24.04.2024 / Feuilleton / Seite 11

Keule als Symptom

Frank Schäfer

Spricht man von den ganz frühen Achtzigern, bekommen alte Säcke auch deshalb so einen verklärten Blick, weil im Untergrund noch alles so muckelig, einträchtig und vor allem übersichtlich war. Die 100er-Marshalls brummten schon, man wusste, gleich wird’s richtig laut, aber zunächst mal erschienen so wenig Alben, dass sich nicht nur theoretisch, sondern ganz praktisch alles weghören ließ. Für Deutschland gilt das besonders, es gab die Scorpions und Accept, dann musste man einmal durchatmen, und dann kamen Mass, Faithful Breath, Rampage, Viva, Bullet, Sin City und Railway. Klar habe ich ein paar vergessen.

Obwohl die deutsche Szene also noch dabei war, sich von Mutti Snaggletooth auf die Kutte nähen zu lassen, konnte jeder Headbanger bereits hören, wie sehr der harte Sound den Mainstream infiltrierte. Grobschnitt, die Nina Hagen Band, Interzone, Cats TV, Fee oder Spliff stehen eigentlich nicht im Verdacht, mit der Headbanger-Plebs viel am Hut zu haben, und trotzdem braten einem da ganz selbstverständlich High-Distortion-Riffs um die Ohren. Das war eigentlich schon eine Vorausdeutung auf die alsbaldige Metal-Hochkonjunktur.

Bekanntestes Beispiel ist wohl Udo Lindenbergs »Keule«-Album, für das er sein Panikorchester mal ein paar Tage freigibt und die Dienste von Metallern in Anspruch nimmt. George Lynch (Gitarre), Juan Croucier (Bass) und Mick Brown (Drums) spielen hauptberuflich bei Dokken, die im Jahr zuvor ihr ausgezeichnetes Debüt »Breaking the Chains« veröffentlicht haben und in den USA bald richtig viele Platten verkaufen. Hier sorgen sie für die musikalischen Breitseiten, die seinen schlichten zeitkritischen Kommentaren »Urmensch«, »Zwischen Rhein und Aufruhr«, »Ratten« und vor allem »Gesetz« die nötige Überzeugungskraft verleihen.
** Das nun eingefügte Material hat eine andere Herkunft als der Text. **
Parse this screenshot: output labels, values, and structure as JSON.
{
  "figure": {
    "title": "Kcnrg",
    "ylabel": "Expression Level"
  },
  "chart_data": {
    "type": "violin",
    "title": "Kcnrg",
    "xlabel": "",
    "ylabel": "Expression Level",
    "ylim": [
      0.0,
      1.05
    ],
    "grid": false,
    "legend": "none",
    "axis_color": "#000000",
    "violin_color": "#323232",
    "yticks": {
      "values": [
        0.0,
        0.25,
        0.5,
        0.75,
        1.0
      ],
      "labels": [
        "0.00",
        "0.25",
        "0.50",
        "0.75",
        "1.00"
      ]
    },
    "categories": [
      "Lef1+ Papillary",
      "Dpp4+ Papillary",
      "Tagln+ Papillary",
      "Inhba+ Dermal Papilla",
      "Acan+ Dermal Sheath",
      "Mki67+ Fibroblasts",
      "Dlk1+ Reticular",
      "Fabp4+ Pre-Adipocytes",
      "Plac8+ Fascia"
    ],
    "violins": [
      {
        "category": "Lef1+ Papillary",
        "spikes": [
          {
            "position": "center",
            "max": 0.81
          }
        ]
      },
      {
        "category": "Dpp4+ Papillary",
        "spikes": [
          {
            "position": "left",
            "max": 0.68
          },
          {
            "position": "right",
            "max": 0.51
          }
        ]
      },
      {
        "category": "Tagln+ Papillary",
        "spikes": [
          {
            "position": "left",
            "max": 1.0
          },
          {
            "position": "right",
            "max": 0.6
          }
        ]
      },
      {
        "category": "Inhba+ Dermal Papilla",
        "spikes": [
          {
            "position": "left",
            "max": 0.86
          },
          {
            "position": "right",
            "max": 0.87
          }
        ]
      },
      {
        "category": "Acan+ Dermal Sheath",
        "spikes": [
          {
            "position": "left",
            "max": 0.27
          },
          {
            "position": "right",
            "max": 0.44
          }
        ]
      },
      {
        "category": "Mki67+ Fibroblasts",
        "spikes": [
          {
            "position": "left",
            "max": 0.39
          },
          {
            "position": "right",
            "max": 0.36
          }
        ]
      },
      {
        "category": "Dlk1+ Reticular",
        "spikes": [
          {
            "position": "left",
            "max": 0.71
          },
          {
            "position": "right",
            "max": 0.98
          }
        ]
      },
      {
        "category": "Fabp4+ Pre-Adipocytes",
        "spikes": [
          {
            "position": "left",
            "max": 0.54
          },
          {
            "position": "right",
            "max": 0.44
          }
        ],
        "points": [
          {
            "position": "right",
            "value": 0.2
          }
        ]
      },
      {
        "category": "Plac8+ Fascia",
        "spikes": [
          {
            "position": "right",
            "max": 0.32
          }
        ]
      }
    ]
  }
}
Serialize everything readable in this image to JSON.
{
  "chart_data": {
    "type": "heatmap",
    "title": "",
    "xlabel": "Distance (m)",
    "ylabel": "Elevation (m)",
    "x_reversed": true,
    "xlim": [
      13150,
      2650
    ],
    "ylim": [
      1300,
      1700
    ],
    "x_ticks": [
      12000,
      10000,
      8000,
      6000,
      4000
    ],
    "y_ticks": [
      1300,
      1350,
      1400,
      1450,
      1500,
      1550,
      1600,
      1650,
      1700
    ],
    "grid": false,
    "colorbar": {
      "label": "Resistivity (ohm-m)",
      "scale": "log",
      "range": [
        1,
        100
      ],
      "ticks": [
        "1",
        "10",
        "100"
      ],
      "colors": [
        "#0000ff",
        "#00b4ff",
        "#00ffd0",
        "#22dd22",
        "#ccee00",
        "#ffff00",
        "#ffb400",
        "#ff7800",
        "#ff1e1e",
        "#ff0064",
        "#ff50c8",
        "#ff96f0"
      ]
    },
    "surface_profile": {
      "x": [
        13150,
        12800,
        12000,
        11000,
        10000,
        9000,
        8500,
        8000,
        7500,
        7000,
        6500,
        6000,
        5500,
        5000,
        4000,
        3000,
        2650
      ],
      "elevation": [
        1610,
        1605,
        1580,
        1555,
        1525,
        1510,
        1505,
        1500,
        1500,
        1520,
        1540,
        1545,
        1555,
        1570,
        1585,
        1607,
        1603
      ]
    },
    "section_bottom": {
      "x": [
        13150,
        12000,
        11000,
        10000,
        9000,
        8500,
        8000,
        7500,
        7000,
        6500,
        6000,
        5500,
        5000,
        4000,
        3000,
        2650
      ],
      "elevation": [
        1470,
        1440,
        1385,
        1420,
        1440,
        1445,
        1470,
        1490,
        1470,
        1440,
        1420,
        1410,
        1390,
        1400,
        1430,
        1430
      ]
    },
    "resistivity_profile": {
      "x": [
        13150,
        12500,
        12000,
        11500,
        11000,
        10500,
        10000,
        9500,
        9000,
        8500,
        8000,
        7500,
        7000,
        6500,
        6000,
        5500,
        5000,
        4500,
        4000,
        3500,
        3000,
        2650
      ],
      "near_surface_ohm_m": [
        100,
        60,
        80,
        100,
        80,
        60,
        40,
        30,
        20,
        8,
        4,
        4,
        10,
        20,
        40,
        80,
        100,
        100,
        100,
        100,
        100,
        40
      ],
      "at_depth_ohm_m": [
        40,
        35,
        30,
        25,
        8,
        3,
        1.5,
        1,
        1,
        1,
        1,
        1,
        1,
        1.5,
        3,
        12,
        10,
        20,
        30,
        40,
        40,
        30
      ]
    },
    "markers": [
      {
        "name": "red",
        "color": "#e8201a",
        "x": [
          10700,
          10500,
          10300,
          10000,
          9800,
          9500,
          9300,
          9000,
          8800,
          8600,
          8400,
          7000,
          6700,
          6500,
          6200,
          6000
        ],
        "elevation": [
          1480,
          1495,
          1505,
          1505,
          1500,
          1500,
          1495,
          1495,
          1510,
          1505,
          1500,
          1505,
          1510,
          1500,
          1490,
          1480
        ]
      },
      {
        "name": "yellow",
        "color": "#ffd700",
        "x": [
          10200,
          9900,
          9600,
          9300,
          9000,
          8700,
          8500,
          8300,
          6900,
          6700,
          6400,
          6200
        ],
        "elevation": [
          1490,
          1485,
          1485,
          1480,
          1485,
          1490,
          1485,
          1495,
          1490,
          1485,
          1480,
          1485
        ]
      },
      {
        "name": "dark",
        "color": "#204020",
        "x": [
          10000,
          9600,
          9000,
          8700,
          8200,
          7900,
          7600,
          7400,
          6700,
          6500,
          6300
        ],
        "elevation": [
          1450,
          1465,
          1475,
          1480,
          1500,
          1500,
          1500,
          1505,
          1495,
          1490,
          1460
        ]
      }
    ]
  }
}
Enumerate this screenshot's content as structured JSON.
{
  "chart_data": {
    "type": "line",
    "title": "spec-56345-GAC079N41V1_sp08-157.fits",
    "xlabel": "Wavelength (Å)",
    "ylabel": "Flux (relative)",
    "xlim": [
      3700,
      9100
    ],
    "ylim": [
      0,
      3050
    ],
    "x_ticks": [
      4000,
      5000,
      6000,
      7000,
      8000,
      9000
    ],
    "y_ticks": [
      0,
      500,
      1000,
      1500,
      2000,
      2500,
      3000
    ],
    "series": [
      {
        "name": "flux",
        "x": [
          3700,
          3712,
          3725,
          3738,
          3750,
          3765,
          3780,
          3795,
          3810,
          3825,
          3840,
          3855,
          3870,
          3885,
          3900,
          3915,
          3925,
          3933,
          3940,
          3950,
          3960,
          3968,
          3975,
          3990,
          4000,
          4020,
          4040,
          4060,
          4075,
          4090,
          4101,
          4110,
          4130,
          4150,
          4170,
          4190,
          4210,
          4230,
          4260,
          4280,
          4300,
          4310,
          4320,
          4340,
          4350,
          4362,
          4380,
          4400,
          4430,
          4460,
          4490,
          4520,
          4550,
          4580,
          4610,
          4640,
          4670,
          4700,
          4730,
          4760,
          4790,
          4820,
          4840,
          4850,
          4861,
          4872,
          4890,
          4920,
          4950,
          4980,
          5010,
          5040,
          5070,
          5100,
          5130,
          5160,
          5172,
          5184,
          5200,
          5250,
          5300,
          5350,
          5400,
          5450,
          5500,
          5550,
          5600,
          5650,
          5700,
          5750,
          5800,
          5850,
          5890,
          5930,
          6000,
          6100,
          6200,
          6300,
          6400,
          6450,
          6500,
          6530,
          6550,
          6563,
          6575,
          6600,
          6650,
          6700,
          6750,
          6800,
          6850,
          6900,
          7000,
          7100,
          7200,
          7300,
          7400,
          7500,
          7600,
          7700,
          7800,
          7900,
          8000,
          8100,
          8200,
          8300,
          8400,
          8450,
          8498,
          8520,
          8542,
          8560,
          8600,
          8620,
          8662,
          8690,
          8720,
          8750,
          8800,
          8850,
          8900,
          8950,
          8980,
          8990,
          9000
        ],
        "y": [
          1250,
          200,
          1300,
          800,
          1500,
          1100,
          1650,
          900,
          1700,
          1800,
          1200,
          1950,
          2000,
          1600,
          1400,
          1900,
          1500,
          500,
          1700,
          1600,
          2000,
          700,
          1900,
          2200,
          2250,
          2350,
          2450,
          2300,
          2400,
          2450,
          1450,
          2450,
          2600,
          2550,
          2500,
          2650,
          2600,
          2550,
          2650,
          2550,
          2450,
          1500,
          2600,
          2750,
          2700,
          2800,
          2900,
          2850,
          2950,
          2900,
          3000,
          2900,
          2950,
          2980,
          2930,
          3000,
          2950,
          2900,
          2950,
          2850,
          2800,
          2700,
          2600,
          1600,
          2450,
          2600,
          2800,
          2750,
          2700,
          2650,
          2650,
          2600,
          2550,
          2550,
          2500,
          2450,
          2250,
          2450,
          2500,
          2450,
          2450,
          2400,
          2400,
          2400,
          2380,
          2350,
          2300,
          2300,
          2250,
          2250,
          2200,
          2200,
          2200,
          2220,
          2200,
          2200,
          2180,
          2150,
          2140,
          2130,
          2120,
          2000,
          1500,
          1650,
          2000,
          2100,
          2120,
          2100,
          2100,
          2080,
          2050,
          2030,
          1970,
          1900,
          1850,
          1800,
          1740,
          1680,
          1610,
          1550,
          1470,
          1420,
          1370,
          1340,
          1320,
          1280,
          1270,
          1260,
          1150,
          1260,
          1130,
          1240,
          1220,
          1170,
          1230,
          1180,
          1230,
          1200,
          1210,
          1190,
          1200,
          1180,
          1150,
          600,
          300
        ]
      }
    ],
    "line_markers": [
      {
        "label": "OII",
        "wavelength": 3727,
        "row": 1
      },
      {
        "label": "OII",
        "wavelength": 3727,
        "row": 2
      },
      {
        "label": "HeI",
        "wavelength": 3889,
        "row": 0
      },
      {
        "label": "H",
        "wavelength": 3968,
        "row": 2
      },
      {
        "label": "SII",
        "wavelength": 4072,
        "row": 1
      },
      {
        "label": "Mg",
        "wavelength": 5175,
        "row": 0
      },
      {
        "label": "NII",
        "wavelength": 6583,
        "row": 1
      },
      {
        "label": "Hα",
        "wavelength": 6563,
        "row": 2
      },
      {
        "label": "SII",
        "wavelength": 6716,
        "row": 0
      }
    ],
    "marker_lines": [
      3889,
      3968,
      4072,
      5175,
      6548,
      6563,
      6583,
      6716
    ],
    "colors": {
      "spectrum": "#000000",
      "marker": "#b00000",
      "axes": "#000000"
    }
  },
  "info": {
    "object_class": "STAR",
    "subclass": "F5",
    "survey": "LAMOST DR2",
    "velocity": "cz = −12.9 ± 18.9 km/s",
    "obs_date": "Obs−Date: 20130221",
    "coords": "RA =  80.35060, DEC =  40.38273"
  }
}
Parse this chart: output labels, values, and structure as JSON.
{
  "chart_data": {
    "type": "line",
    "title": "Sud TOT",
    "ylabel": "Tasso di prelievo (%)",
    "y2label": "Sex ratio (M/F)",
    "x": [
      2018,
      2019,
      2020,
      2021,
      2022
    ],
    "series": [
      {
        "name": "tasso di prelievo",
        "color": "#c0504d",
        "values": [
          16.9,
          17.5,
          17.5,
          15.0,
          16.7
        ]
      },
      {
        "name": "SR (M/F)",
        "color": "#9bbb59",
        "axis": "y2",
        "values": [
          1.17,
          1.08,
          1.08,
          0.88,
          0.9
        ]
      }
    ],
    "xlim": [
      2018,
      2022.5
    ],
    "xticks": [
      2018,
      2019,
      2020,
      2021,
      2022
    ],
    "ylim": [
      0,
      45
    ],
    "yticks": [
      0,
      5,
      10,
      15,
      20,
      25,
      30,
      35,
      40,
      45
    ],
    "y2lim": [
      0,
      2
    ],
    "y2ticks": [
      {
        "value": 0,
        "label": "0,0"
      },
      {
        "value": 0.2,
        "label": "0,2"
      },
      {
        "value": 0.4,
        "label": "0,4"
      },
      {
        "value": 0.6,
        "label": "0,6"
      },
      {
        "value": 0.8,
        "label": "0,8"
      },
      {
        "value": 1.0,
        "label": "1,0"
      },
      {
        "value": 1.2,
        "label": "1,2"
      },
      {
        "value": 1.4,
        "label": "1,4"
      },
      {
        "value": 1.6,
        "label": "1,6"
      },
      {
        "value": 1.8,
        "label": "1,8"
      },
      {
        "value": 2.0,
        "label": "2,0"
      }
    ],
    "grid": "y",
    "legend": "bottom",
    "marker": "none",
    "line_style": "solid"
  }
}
»Gesetz« ist auch textlich Heavy Metal. Er formuliert zunächst die altbekannte Rockerwiderständigkeit: »Ihr habt mich nicht gefragt, ob ich geboren werden will. / Jetzt will ich auch nicht, dass ihr mir sagt, wie ich leben soll. / Ich, ich bin die Saat, die endlich aufgeht. / Ich bin der Aufstand, der jetzt aufsteht und der jetzt losgeht. / Ich, ich leb’ nach eigenen Gesetzen / Zu eurem Schrecken und Entsetzen, ich bin ich.« Und gleich darauf folgt die Vergesellschaftung, aus dem rebellischen Ich wird ein Wir: »Abgepackt und abgefuckt, vorgekaut und zugebaut total. / Wir wollen kein Leben wie’n Paket aus dem Supermarktregal. / Das Gesetz, das sind wir. / Das Gesetz sind wir.« Aber das ist noch nicht alles, am Ende steht die Drohung. »Noch sind wir ein Fluss, / Doch bald sind wir ein reißender Strom«.

Diese Selbstermächtigungsphantasie könnte auch von einer richtigen Metal-Band stammen, die wie so oft in den Anfangstagen des Genres die Erschaffung der eigenen Subkultur mit markigen Worten glorifiziert. Auf englisch, versteht sich. Musikalisch besteht daran jedenfalls kein Zweifel. Die satt im Hall stehende, wie auf einer Galeere paukende Snare, die schön zerhäckselten Riffs und nicht zuletzt die sich an Eddie Van Halen heranwanzende Leadgitarre sind US-Hair-Metal, bevor es dafür einen Namen gab.